DW: Some say, especially Mark Penn with his book Microtrends, that our attention spans aren’t getting shorter, that we yearn for big books and long, extended storylines. You see this in TV series. I can’t get enough of House of Cards.
CV: That’s the one I study the most! The shortening of our attention spans has created a hunger for longer stories. Look at Charles Dickens. I recently had an Italian composer create music based on The Writer’s Journey. He approached me and said he created twelve movements based on the twelve stages. It’s great when you inspire.

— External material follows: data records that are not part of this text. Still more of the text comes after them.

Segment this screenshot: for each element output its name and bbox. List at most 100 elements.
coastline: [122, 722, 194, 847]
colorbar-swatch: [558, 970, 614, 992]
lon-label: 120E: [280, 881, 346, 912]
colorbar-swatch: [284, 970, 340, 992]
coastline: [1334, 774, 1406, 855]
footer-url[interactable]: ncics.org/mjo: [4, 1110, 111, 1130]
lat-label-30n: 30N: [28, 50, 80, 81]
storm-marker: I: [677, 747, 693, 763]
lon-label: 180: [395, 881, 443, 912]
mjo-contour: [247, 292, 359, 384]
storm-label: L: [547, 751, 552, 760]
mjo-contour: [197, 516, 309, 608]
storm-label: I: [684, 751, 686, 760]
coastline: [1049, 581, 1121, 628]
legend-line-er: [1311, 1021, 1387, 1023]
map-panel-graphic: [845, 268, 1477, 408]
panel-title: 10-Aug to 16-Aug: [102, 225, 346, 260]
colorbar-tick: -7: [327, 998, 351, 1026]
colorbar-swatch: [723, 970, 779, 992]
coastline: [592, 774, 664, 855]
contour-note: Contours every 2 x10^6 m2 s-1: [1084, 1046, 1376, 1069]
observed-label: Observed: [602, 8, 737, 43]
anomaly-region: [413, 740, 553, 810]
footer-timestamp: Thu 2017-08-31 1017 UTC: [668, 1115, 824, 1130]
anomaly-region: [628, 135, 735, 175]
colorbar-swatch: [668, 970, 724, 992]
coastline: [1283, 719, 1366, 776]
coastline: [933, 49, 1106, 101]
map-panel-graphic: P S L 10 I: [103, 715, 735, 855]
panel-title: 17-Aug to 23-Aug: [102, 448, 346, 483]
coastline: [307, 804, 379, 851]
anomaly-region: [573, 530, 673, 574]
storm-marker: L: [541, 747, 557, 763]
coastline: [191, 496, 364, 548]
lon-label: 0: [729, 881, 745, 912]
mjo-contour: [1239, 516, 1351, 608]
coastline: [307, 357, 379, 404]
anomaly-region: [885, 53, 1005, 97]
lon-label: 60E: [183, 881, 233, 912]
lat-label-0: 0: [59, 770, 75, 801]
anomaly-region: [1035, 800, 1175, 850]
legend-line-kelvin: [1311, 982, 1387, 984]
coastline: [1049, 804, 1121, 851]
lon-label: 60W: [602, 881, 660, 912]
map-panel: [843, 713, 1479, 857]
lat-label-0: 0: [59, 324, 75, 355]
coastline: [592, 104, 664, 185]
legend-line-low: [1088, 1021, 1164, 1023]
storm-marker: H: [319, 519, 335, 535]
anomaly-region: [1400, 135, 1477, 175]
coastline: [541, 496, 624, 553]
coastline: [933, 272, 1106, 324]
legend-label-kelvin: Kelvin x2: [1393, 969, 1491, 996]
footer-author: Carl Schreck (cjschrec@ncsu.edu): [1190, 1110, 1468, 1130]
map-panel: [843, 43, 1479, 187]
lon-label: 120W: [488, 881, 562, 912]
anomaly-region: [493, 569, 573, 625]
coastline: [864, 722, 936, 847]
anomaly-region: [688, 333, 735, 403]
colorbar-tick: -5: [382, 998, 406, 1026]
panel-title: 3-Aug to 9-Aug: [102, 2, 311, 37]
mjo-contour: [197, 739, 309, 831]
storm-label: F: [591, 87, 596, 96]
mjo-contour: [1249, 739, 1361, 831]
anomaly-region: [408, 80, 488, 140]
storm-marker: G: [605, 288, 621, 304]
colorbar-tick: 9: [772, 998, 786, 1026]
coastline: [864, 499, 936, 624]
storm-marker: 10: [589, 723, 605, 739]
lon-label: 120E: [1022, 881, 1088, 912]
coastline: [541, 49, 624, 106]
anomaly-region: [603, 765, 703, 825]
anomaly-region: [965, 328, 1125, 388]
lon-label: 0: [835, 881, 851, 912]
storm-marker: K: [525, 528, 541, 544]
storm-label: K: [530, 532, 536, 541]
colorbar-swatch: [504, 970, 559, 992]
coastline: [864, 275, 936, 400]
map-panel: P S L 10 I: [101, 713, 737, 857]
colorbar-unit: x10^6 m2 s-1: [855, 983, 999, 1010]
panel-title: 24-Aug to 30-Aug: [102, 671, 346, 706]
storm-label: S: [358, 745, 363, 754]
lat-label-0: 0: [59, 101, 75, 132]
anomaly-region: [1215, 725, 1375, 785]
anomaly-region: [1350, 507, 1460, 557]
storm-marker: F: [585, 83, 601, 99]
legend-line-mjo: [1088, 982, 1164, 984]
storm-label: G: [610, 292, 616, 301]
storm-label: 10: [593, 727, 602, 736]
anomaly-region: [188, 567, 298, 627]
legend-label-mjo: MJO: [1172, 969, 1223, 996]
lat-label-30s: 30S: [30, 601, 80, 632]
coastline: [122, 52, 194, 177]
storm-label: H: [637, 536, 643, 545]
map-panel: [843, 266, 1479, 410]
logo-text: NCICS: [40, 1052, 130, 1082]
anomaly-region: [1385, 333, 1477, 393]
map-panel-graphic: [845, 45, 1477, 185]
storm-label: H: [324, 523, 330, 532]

You can follow the music’s progress on my blog.
DW: After teaching and traveling the world, what is your favorite cinematic moment?
CV: It’s a moment about fifteen minutes into Richard Fleischer’s The Vikings, from 1958 with Kirk Douglas and Tony Curtis. (The History Channel series Vikings is drawn from the same source material, a Norse epic about a real Viking leader.) It’s when Ernest Borgnine, who plays Ragnar, is sailing his ship back to Norway and his ship sails into the fjords. The village rushes down to meet him and it’s an over the top celebration. It’s a wonderful scene that still amazes me.
Clip: https://www.youtube.com/watch?v=Gays7kImkT4
Dave Watson is a writer and educator. He lives in Madison, WI.